Alling–  Die jetzt 49-Jährige war bis 2017 für fast sechs Jahre Lehrerin dort. Nun kehrt sie als Chefin zurück.

Obwohl die Einarbeitung „auf der menschlichen Seite leicht ist“, wie sie sagt, will sie sich „Zeit lassen und alles in Ruhe angehen“. Im Büro gebe es viele neue Aufgaben, da seien ihr die stellvertretende Schulleiterin Tanja Frieß und das Kollegium eine große Hilfe.

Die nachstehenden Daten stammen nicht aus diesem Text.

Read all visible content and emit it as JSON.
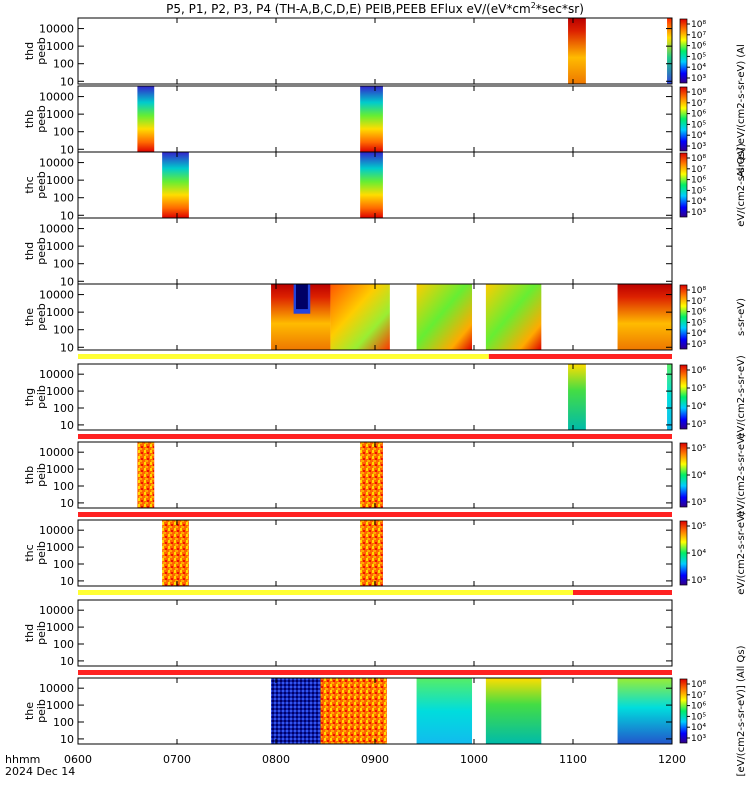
{
  "chart_data": {
    "type": "heatmap",
    "title": "P5, P1, P2, P3, P4 (TH-A,B,C,D,E) PEIB,PEEB EFlux eV/(eV*cm^2*sec*sr)",
    "title_parts": {
      "main": "P5, P1, P2, P3, P4 (TH-A,B,C,D,E) PEIB,PEEB EFlux eV/(eV*cm",
      "sup": "2",
      "tail": "*sec*sr)"
    },
    "x_axis": {
      "ticks": [
        "0600",
        "0700",
        "0800",
        "0900",
        "1000",
        "1100",
        "1200"
      ],
      "tick_hours": [
        6,
        7,
        8,
        9,
        10,
        11,
        12
      ],
      "range_hours": [
        6,
        12
      ],
      "label": "hhmm",
      "date": "2024 Dec 14"
    },
    "y_scale": "log",
    "y_ticks": [
      "10",
      "100",
      "1000",
      "10000"
    ],
    "y_tick_values": [
      10,
      100,
      1000,
      10000
    ],
    "panels": [
      {
        "label1": "thd",
        "label2": "peeb",
        "ylim": [
          7,
          40000
        ],
        "colorbar": {
          "ticks": [
            "10⁸",
            "10⁷",
            "10⁶",
            "10⁵",
            "10⁴",
            "10³"
          ],
          "label": "(Al"
        },
        "blocks": [
          {
            "t0": 10.95,
            "t1": 11.13,
            "kind": "hot",
            "note": "black trace"
          },
          {
            "t0": 11.95,
            "t1": 12.0,
            "kind": "mixed"
          }
        ]
      },
      {
        "label1": "thb",
        "label2": "peeb",
        "ylim": [
          7,
          40000
        ],
        "colorbar": {
          "ticks": [
            "10⁸",
            "10⁷",
            "10⁶",
            "10⁵",
            "10⁴",
            "10³"
          ],
          "label": "Al Qs] eV/(cm2-s-sr-eV)"
        },
        "blocks": [
          {
            "t0": 6.6,
            "t1": 6.77,
            "kind": "grad"
          },
          {
            "t0": 8.85,
            "t1": 9.08,
            "kind": "grad"
          }
        ]
      },
      {
        "label1": "thc",
        "label2": "peeb",
        "ylim": [
          7,
          40000
        ],
        "colorbar": {
          "ticks": [
            "10⁸",
            "10⁷",
            "10⁶",
            "10⁵",
            "10⁴",
            "10³"
          ],
          "label": "eV/(cm2-s-sr-eV)"
        },
        "blocks": [
          {
            "t0": 6.85,
            "t1": 7.12,
            "kind": "grad"
          },
          {
            "t0": 8.85,
            "t1": 9.08,
            "kind": "grad"
          }
        ]
      },
      {
        "label1": "thd",
        "label2": "peeb",
        "ylim": [
          7,
          40000
        ],
        "colorbar": null,
        "blocks": []
      },
      {
        "label1": "the",
        "label2": "peeb",
        "ylim": [
          7,
          40000
        ],
        "colorbar": {
          "ticks": [
            "10⁸",
            "10⁷",
            "10⁶",
            "10⁵",
            "10⁴",
            "10³"
          ],
          "label": "s-sr-eV)"
        },
        "blocks": [
          {
            "t0": 7.95,
            "t1": 8.55,
            "kind": "hotring"
          },
          {
            "t0": 8.55,
            "t1": 9.15,
            "kind": "warm"
          },
          {
            "t0": 9.42,
            "t1": 9.98,
            "kind": "greenwarm"
          },
          {
            "t0": 10.12,
            "t1": 10.68,
            "kind": "greenwarm"
          },
          {
            "t0": 11.45,
            "t1": 12.0,
            "kind": "hot"
          }
        ],
        "mode_bar": [
          {
            "t0": 6.0,
            "t1": 10.15,
            "color": "#ffff33"
          },
          {
            "t0": 10.15,
            "t1": 12.0,
            "color": "#ff2222"
          }
        ]
      },
      {
        "label1": "thg",
        "label2": "peib",
        "ylim": [
          5,
          40000
        ],
        "colorbar": {
          "ticks": [
            "10⁶",
            "10⁵",
            "10⁴",
            "10³"
          ],
          "label": "eV/(cm2-s-sr-eV)"
        },
        "blocks": [
          {
            "t0": 10.95,
            "t1": 11.13,
            "kind": "greengrad"
          },
          {
            "t0": 11.95,
            "t1": 12.0,
            "kind": "cyan"
          }
        ],
        "mode_bar": [
          {
            "t0": 6.0,
            "t1": 12.0,
            "color": "#ff2222"
          }
        ]
      },
      {
        "label1": "thb",
        "label2": "peib",
        "ylim": [
          5,
          40000
        ],
        "colorbar": {
          "ticks": [
            "10⁵",
            "10⁴",
            "10³"
          ],
          "label": "eV/(cm2-s-sr-eV)"
        },
        "blocks": [
          {
            "t0": 6.6,
            "t1": 6.77,
            "kind": "speckle"
          },
          {
            "t0": 8.85,
            "t1": 9.08,
            "kind": "speckle"
          }
        ],
        "mode_bar": [
          {
            "t0": 6.0,
            "t1": 12.0,
            "color": "#ff2222"
          }
        ]
      },
      {
        "label1": "thc",
        "label2": "peib",
        "ylim": [
          5,
          40000
        ],
        "colorbar": {
          "ticks": [
            "10⁵",
            "10⁴",
            "10³"
          ],
          "label": "eV/(cm2-s-sr-eV)"
        },
        "blocks": [
          {
            "t0": 6.85,
            "t1": 7.12,
            "kind": "speckle"
          },
          {
            "t0": 8.85,
            "t1": 9.08,
            "kind": "speckle"
          }
        ],
        "mode_bar": [
          {
            "t0": 6.0,
            "t1": 11.0,
            "color": "#ffff33"
          },
          {
            "t0": 11.0,
            "t1": 12.0,
            "color": "#ff2222"
          }
        ]
      },
      {
        "label1": "thd",
        "label2": "peib",
        "ylim": [
          5,
          40000
        ],
        "colorbar": null,
        "blocks": [],
        "mode_bar": [
          {
            "t0": 6.0,
            "t1": 12.0,
            "color": "#ff2222"
          }
        ]
      },
      {
        "label1": "the",
        "label2": "peib",
        "ylim": [
          5,
          40000
        ],
        "colorbar": {
          "ticks": [
            "10⁸",
            "10⁷",
            "10⁶",
            "10⁵",
            "10⁴",
            "10³"
          ],
          "label": "[eV/(cm2-s-sr-eV)] (All Qs)"
        },
        "blocks": [
          {
            "t0": 7.95,
            "t1": 8.45,
            "kind": "speckledark"
          },
          {
            "t0": 8.45,
            "t1": 9.12,
            "kind": "speckle"
          },
          {
            "t0": 9.42,
            "t1": 9.98,
            "kind": "cyan"
          },
          {
            "t0": 10.12,
            "t1": 10.68,
            "kind": "greengrad"
          },
          {
            "t0": 11.45,
            "t1": 12.0,
            "kind": "bluegrad"
          }
        ]
      }
    ]
  }
}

Dass so schnell eine neue feste Rektorin kommt, war im Ort eine Überraschung – schließlich hatte es noch Ende Juli im Gemeinderat geheißen, die kommissarische Rektorin, Isabel Martins von der Philipp-Weiß-Grundschule in Fürstenfeldbruck, werde der Gemeinde noch einige Zeit erhalten bleiben. Doch dann ging alles ganz schnell.

Langjährige Erfahrung

Katharina Fürst hat langjährige Unterrichtserfahrung an Grundschulen. Außerdem war sie von 2007 bis 2010 als sogenannte Lotsin am Carl-Spitzweg-Gymnasium in Germering tätig und unterrichte dort unter anderem Natur und Technik in den fünften Klassen. Die Lotsen sollen mit ihrer Arbeit die Schularten verbinden, also in diesem Fall Grundschule und Gymnasium, um Kinder und Eltern beim Übertritt zu unterstützen.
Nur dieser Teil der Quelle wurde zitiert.